Researching disease mechanisms using iPSC technology

Centre Director | Professor William James
Head of Centre | Dr Sally Cowley

Located in the Sir William Dunn School of PathologyUniversity of Oxford, we have developed powerful disease models, harnessing human induced Pluripotent Stem Cell technology, to address some of the most challenging questions in medical research. 

Current research themes

The James Lab pictured outside the Sir William Dunn School of Pathology, University of Oxford

The macrophage is a key innate immune cell in health and disease, and we have developed very powerful methods for dissecting physiological and pathological pathways in both infectious and non-infectious disease. We are currently focusing on models of brain and lung macrophages.

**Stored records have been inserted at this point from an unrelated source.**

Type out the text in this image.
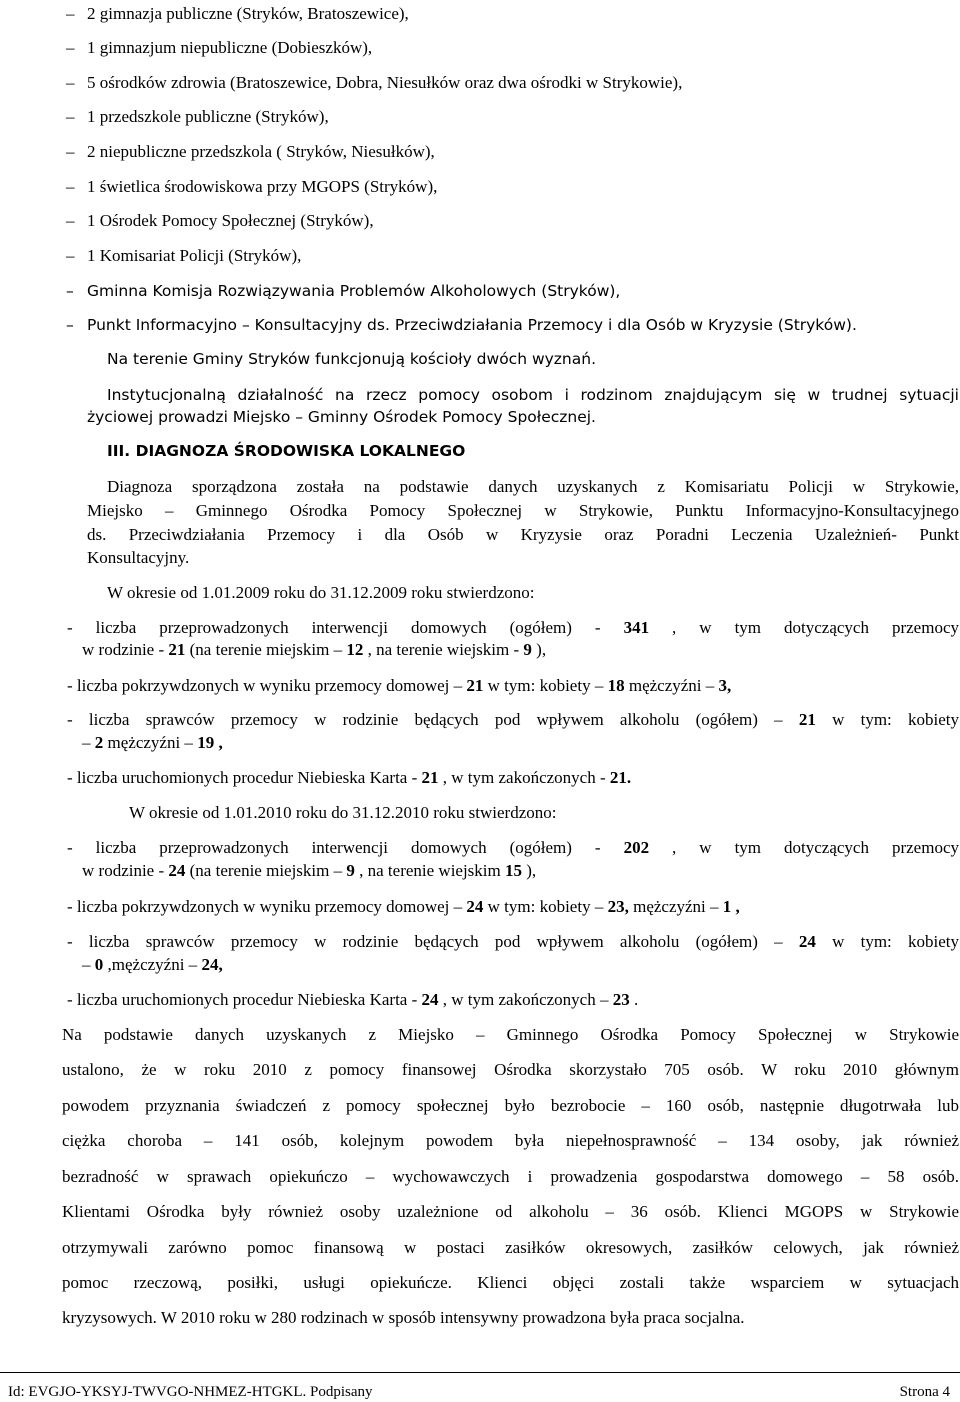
– 2 gimnazja publiczne (Stryków, Bratoszewice),
– 1 gimnazjum niepubliczne (Dobieszków),
– 5 ośrodków zdrowia (Bratoszewice, Dobra, Niesułków oraz dwa ośrodki w Strykowie),
– 1 przedszkole publiczne (Stryków),
– 2 niepubliczne przedszkola ( Stryków, Niesułków),
– 1 świetlica środowiskowa przy MGOPS (Stryków),
– 1 Ośrodek Pomocy Społecznej (Stryków),
– 1 Komisariat Policji (Stryków),
– Gminna Komisja Rozwiązywania Problemów Alkoholowych (Stryków),
– Punkt Informacyjno – Konsultacyjny ds. Przeciwdziałania Przemocy i dla Osób w Kryzysie (Stryków).
Na terenie Gminy Stryków funkcjonują kościoły dwóch wyznań.
Instytucjonalną działalność na rzecz pomocy osobom i rodzinom znajdującym się w trudnej sytuacji
życiowej prowadzi Miejsko – Gminny Ośrodek Pomocy Społecznej.
III. DIAGNOZA ŚRODOWISKA LOKALNEGO
Diagnoza sporządzona została na podstawie danych uzyskanych z Komisariatu Policji w Strykowie,
Miejsko – Gminnego Ośrodka Pomocy Społecznej w Strykowie, Punktu Informacyjno-Konsultacyjnego
ds. Przeciwdziałania Przemocy i dla Osób w Kryzysie oraz Poradni Leczenia Uzależnień- Punkt
Konsultacyjny.
W okresie od 1.01.2009 roku do 31.12.2009 roku stwierdzono:
- liczba przeprowadzonych interwencji domowych (ogółem) - 341 , w tym dotyczących przemocy
w rodzinie - 21 (na terenie miejskim – 12 , na terenie wiejskim - 9 ),
- liczba pokrzywdzonych w wyniku przemocy domowej – 21 w tym: kobiety – 18 mężczyźni – 3,
- liczba sprawców przemocy w rodzinie będących pod wpływem alkoholu (ogółem) – 21 w tym: kobiety
– 2 mężczyźni – 19 ,
- liczba uruchomionych procedur Niebieska Karta - 21 , w tym zakończonych - 21.
W okresie od 1.01.2010 roku do 31.12.2010 roku stwierdzono:
- liczba przeprowadzonych interwencji domowych (ogółem) - 202 , w tym dotyczących przemocy
w rodzinie - 24 (na terenie miejskim – 9 , na terenie wiejskim 15 ),
- liczba pokrzywdzonych w wyniku przemocy domowej – 24 w tym: kobiety – 23, mężczyźni – 1 ,
- liczba sprawców przemocy w rodzinie będących pod wpływem alkoholu (ogółem) – 24 w tym: kobiety
– 0 ,mężczyźni – 24,
- liczba uruchomionych procedur Niebieska Karta - 24 , w tym zakończonych – 23 .
Na podstawie danych uzyskanych z Miejsko – Gminnego Ośrodka Pomocy Społecznej w Strykowie
ustalono, że w roku 2010 z pomocy finansowej Ośrodka skorzystało 705 osób. W roku 2010 głównym
powodem przyznania świadczeń z pomocy społecznej było bezrobocie – 160 osób, następnie długotrwała lub
ciężka choroba – 141 osób, kolejnym powodem była niepełnosprawność – 134 osoby, jak również
bezradność w sprawach opiekuńczo – wychowawczych i prowadzenia gospodarstwa domowego – 58 osób.
Klientami Ośrodka były również osoby uzależnione od alkoholu – 36 osób. Klienci MGOPS w Strykowie
otrzymywali zarówno pomoc finansową w postaci zasiłków okresowych, zasiłków celowych, jak również
pomoc rzeczową, posiłki, usługi opiekuńcze. Klienci objęci zostali także wsparciem w sytuacjach
kryzysowych. W 2010 roku w 280 rodzinach w sposób intensywny prowadzona była praca socjalna.
Id: EVGJO-YKSYJ-TWVGO-NHMEZ-HTGKL. Podpisany	Strona 4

The resident macrophages of the brain parenchyma – microglia – are critical in maintaining brain health, and when they are dysfunctional, diseases from dementias to neurocognitive disorders can result. Several of the genes associated with Alzheimer’s disease are specifically expressed in microglia rather than other brain cell types, and progression of the disease is characterised by failure of tissue homeostasis by microglia, with accumulation of misfolded amyloid beta and tau proteins.

While a post-doc in our lab, Dr Hazel Hall-Roberts won a competition to work with Oxford Sparks to create this video explaining her research on the role of microglia in neurodegenerative disease. The video is narrated by Alan Titchmarsh and likens microglia to diligent gardeners.

In respiratory infections, such as SARS-CoV-2, polarized epithelial cells of the upper and lower respiratory tract are often the primary host cells. They can interact with local lung macrophages, either limiting viral spread and resolving infection, or inducing recruitment of infiltrating inflammatory immune cells, resulting in tissue damage and life-threatening disease.

To dissect the molecular pathways employed by tissue macrophages and their neighbouring cells in maintaining tissue integrity, and to understand the processes by which pathogens, inherited differences and environmental variables can disrupt them to cause disease, we employ human induced Pluripotent Stem Cell technology. We have developed cutting-edge methods for generating and genetically modifying iPSC and differentiating them to macrophages, microglia and neighbouring cell types. These experimentally tractable and physiologically authentic “disease in a dish” models put us at the forefront of studying these important human disease processes.